Two young fishermen might have saved the life of another boater on Saturday morning when they plucked him from the waters of Shinnecock Inlet after his boat was hit by a large wave and capsized.
Ryan Horowitz, 21, and friend Jay Sozkesen, 33, both of East Quogue, were striped bass fishing in the notoriously hazardous inlet when they saw another boat get hit broadside by a large wave and roll over.
“We were at the beginning of the inlet, and out of the corner of my eye I saw his boat sideways and a big wave hit him,” Mr. Sozkesen recalled on Monday. “He flipped, and I said to Ryan, ‘We’ve gotta get over there and help him.’”
The upended boat’s captain, Chris Furnari, 45, of East Quogue, was tossed into the water, according to an account of the incident that he gave to Ryan Horowitz’s father, Scott, later that day.
“He got stuck between the waves and just went over,” the elder Mr. Horowitz said after visiting Mr. Furnari, at Southampton Hospital on Saturday afternoon.
As the pair pulled up alongside the capsized boat’s hull, they saw Mr. Furnari, who was wearing heavy fishing clothes and no life jacket, pop to the surface next to his boat. They tossed a line and pulled him to their boat but could not lift him out of the water, because his clothes were waterlogged and heavy. Mr. Furnari could do little to help boost himself out of the water.
“Getting him into the boat was the hardest part,” Ryan Horowitz said. “He was exhausted—he’d swallowed a lot of water and couldn’t do anything.”
Hoisting the limp, waterlogged man out of the water was complicated by the current, which was rushing out the inlet and sweeping both boats straight into the teeth of the breaking waves that form near the mouth of the inlet.
“On the outgoing, the first half of the inlet, the north end, is calm, but right in the middle there’s a rip, and it was ripping—the waves are big and breaking. You could almost surf them,” Mr. Sozkesen recalled. “We were getting tossed around. Ryan held on to him while I kept the boat faced into the waves. And his boat was drifting right along with us, and we had to be careful of the props not hitting him. Things were going in all sorts of directions.”
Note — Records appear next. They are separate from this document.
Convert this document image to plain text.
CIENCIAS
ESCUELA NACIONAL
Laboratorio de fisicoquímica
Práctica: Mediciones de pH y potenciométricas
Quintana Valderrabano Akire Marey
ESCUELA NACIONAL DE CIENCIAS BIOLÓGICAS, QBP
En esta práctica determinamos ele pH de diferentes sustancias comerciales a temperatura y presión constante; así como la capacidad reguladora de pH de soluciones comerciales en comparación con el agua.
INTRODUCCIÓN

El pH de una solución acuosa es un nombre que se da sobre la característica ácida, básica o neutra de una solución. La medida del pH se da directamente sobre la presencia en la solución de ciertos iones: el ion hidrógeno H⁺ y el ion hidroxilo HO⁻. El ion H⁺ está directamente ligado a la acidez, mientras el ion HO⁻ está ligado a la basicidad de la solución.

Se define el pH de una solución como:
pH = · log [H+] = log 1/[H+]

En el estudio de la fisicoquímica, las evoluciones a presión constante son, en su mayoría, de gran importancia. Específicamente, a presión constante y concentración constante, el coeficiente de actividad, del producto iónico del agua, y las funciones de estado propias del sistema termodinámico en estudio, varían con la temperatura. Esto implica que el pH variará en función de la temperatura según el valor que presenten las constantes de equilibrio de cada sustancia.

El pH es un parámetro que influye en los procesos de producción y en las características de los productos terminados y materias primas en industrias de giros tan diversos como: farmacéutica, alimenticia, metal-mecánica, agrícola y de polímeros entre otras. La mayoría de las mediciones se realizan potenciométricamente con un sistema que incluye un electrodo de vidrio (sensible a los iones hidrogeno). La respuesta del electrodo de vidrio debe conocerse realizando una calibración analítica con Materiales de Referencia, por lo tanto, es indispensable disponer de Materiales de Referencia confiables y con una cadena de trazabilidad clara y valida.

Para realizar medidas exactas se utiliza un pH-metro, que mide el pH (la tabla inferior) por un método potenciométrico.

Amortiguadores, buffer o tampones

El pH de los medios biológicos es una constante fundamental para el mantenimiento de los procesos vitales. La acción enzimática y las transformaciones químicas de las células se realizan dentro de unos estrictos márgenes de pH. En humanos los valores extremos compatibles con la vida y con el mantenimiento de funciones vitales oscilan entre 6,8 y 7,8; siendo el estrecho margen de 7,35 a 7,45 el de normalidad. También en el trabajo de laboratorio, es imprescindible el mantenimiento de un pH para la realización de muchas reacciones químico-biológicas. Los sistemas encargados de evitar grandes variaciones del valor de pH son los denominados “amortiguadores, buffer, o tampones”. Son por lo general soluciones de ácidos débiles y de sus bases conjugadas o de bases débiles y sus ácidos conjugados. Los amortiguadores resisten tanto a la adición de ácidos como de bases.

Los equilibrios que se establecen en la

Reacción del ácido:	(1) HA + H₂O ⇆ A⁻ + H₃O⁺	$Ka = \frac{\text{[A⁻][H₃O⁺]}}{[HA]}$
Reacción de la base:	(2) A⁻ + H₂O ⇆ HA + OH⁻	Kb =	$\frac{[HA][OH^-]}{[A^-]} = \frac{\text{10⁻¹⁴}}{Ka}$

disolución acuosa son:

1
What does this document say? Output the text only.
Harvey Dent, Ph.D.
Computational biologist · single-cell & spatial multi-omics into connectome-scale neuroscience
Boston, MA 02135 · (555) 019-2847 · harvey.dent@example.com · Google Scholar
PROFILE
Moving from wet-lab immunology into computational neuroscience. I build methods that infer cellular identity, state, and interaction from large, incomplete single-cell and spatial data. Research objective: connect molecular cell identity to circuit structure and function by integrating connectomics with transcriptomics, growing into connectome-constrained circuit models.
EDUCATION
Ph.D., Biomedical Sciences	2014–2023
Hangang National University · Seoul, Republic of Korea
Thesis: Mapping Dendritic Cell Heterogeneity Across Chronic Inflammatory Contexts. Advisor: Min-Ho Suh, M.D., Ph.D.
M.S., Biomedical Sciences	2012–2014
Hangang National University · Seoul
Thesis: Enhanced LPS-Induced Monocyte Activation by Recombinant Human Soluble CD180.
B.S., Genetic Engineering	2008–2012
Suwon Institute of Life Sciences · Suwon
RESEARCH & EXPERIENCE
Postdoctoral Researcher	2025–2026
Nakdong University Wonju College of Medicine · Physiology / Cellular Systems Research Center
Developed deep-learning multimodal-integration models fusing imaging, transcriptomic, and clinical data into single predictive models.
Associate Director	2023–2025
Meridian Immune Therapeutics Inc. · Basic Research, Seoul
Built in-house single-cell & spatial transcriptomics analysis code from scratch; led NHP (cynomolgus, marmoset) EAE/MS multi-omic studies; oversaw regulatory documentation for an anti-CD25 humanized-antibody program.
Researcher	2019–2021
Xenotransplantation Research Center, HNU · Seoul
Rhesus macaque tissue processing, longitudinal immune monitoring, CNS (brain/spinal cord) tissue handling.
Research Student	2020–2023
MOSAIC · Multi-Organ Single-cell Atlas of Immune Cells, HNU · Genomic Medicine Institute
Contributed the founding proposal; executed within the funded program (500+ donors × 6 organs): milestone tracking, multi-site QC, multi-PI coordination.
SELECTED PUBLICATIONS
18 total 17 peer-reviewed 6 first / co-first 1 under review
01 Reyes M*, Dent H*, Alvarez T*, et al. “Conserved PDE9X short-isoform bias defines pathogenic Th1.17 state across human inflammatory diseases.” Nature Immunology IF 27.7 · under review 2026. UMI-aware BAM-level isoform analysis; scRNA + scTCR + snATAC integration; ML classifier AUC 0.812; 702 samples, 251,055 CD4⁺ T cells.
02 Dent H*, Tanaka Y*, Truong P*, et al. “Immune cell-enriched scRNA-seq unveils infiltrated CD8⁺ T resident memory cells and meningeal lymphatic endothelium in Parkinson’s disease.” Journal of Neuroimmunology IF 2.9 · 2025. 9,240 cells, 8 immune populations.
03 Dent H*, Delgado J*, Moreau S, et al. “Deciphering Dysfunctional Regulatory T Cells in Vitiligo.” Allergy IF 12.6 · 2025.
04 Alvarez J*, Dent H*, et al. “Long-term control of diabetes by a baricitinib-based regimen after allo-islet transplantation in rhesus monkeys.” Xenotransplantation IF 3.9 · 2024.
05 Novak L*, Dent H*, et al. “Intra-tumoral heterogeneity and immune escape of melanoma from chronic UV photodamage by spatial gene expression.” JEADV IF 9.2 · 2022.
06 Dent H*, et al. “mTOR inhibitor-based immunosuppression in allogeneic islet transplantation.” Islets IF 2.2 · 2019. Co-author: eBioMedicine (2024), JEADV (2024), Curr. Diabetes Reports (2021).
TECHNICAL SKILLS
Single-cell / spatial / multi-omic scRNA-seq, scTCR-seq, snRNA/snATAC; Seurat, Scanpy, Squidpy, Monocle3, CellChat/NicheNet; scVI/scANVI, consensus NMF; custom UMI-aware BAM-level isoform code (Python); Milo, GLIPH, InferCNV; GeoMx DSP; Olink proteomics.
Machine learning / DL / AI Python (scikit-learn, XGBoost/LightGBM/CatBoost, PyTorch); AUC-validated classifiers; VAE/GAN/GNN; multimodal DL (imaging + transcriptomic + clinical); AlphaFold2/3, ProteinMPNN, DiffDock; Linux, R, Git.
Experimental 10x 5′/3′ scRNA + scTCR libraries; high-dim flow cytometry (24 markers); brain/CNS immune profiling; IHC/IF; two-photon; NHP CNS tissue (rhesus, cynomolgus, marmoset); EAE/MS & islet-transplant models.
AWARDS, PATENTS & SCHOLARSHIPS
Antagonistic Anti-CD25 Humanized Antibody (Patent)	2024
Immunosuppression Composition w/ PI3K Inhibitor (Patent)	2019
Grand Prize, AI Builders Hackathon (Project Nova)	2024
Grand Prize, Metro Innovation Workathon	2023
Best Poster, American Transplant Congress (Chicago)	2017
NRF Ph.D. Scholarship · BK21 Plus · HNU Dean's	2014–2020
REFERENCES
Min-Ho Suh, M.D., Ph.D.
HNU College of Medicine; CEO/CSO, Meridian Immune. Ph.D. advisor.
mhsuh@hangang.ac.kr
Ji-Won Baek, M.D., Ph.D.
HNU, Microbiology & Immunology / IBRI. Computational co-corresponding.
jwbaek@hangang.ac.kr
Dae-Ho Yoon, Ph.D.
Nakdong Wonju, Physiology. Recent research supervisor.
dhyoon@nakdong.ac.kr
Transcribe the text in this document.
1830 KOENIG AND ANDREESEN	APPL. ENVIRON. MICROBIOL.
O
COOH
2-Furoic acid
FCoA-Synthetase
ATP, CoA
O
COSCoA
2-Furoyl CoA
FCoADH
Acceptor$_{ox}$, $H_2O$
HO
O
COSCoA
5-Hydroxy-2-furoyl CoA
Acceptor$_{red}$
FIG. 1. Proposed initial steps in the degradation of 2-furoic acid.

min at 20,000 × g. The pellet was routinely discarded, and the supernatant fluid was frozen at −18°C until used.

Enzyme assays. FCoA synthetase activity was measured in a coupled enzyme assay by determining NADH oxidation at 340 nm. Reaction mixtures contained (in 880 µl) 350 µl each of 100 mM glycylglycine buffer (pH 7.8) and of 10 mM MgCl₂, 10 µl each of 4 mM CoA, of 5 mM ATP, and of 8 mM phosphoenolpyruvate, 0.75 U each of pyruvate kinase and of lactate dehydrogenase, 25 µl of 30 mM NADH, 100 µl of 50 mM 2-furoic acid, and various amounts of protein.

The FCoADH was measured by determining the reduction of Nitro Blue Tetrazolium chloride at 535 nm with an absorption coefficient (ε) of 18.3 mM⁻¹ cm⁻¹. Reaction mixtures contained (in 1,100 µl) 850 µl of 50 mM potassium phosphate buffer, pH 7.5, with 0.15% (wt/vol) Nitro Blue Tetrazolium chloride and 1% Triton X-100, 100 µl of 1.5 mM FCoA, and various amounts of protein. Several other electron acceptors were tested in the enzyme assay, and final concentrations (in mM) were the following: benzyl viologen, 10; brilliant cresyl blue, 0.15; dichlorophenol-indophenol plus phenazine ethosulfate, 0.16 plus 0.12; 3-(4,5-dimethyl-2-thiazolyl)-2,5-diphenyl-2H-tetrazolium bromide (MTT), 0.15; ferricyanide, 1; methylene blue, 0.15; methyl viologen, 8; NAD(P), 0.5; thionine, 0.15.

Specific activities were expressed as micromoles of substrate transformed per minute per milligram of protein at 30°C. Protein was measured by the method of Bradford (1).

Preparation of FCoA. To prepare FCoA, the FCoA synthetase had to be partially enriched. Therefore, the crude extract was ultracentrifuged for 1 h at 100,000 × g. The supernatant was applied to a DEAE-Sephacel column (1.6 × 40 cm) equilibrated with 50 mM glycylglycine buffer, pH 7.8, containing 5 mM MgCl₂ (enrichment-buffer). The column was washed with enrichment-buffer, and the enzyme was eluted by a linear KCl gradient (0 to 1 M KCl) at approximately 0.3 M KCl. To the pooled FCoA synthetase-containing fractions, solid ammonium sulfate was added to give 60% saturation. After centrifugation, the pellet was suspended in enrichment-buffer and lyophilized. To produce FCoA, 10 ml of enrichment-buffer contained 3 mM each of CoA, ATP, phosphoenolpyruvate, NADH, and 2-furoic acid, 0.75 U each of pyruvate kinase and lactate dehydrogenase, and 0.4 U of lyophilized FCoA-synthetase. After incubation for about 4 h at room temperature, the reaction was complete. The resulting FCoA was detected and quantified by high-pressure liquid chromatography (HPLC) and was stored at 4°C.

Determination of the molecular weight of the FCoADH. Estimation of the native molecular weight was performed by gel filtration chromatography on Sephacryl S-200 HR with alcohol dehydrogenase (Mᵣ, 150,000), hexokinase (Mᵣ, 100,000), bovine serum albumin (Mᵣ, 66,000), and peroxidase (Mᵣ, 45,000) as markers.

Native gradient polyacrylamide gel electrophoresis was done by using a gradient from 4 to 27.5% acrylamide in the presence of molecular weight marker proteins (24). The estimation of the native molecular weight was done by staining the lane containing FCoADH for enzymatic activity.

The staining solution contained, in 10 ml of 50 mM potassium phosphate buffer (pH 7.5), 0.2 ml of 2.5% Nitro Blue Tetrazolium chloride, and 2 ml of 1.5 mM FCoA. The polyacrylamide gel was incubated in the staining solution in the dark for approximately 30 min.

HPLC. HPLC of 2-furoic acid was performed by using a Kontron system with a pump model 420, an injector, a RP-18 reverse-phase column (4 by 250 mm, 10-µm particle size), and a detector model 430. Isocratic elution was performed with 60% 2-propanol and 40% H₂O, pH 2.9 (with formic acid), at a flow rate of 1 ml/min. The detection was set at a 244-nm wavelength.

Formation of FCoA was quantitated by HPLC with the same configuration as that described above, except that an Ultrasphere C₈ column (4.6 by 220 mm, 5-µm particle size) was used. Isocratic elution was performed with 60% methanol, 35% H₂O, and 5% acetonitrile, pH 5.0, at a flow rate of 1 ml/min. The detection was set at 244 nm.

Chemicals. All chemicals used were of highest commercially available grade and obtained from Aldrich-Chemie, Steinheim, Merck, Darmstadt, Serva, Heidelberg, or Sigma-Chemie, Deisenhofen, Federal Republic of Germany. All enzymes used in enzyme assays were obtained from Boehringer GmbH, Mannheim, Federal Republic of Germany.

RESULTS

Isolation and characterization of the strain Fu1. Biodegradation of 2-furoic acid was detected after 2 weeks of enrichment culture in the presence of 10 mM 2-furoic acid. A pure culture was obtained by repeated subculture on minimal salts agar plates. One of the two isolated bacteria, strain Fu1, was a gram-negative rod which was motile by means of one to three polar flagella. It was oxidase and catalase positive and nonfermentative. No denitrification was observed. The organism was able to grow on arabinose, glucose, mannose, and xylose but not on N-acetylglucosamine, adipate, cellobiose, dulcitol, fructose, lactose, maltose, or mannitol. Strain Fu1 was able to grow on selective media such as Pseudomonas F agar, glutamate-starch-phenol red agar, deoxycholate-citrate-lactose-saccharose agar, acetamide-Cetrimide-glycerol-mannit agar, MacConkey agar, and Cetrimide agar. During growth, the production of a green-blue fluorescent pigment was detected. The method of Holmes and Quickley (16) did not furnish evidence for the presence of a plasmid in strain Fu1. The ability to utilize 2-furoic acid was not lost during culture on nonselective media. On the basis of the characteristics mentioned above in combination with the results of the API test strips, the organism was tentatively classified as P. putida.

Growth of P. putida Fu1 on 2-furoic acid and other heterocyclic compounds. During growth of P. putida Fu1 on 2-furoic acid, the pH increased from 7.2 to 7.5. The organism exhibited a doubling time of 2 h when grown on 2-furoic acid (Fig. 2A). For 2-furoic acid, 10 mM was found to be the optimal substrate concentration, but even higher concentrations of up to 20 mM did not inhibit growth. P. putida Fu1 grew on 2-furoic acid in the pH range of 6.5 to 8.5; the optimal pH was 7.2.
With Mr. Sozkesen jumping between steering the boat, keeping it from getting hit broadside by waves and flipping as well, and helping Mr. Horowitz lift Mr. Furnari, the pair managed to pull him onto the engine well of their outboard-motor boat, then roll together the rest of the way into the boat.
But just as they got Mr. Furnari into the boat, both of the outboard engines stalled—possibly from being dunked beneath the water when going through the maelstrom of the inlet rip. They also realized that the current had swept them well out into the ocean, which was cloaked in heavy fog.
“We’d been drifting out the inlet the whole time,” Mr. Horowitz said. “When we looked up, we couldn’t see the jetties anymore.”
They managed to get one of the boat’s motors started again, but considering the thick fog and the dangerous wave conditions in the inlet, they opted not to approach the rough waters again and decided to wait for assistance.
Captain Les Trafford, owner of the local SeaTow marine towing service, was the first to arrive, having been told of the situation by the captain of another boat who heard a distress call by Mr. Horowitz in the midst of their rescue efforts.
“He came racing out so fast we couldn’t believe it, and went right past us—he didn’t see us,” Mr. Sozkesen said. “We grabbed a horn and blew it, and he turned to us. That’s when I finally thought: Everything is going to be all right. It all went down so fast.”
Mr. Trafford towed the hobbled boat and its three soaking mariners to shore, where an ambulance was waiting to take Mr. Furnari to the hospital.
The elder Mr. Horowitz said that Mr. Furnari was exhausted from the ordeal but otherwise uninjured. Mr. Furnari declined to comment on the incident this week.
“He said to me, ‘Scott, if those boys hadn’t been right there, I wouldn’t have made it,’” Mr. Horowitz said on Saturday. “He was real lucky.”